I re-ran inference with the published model weights paper_weights.pth and got 25% scRMSD and 78% scTM for noise scale 0.1, N_steps 500, N_seq 8 which agrees with result in Table 1. Note there will be some variance in the metrics.

RinGhalSun commented 12 months ago

Hi Jason,

I want to express my gratitude for your assistance and the effort you've put into re-running the code with your paper's weight. I achieved similar results: 77.41% and match in the experimental outcomes. While reviewing the code, I came across the following line:

samples_df = samples_df[samples_df.sample_id < 8] # Ensure we only consider 8 sequences per backbone.

I was curious if there was a specific reason for setting the condition sample_id < 8. Could you please provide some insight into this choice?
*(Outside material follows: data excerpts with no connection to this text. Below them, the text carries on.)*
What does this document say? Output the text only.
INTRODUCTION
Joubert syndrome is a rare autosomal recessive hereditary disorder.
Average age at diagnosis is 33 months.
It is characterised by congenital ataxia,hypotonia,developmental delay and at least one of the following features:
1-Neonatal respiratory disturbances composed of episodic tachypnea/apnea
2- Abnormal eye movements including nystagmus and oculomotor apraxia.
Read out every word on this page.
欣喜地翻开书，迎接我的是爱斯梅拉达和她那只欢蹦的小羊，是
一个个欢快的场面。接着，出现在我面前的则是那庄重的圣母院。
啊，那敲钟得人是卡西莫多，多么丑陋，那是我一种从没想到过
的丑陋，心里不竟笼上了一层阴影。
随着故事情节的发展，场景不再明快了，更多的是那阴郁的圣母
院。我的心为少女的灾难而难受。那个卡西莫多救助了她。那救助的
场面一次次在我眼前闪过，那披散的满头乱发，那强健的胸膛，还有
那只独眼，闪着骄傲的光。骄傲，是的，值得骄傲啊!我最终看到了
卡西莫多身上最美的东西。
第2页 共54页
Thank you once again for your help!

Best regards,

Zheng

jasonkyuyim commented 12 months ago

No problem. The choice of 8 sequences is an convention for how many "chances" we get to find the matching sequence to the sampled backbone. I think it was started in one of David Baker's deep learning papers; I don't remember exactly which. This causes high variance in the success rates so I also included results with 100 sequences in table 1.

RinGhalSun commented 12 months ago

That make sense, thanks again for your invaluable help and time, Jason!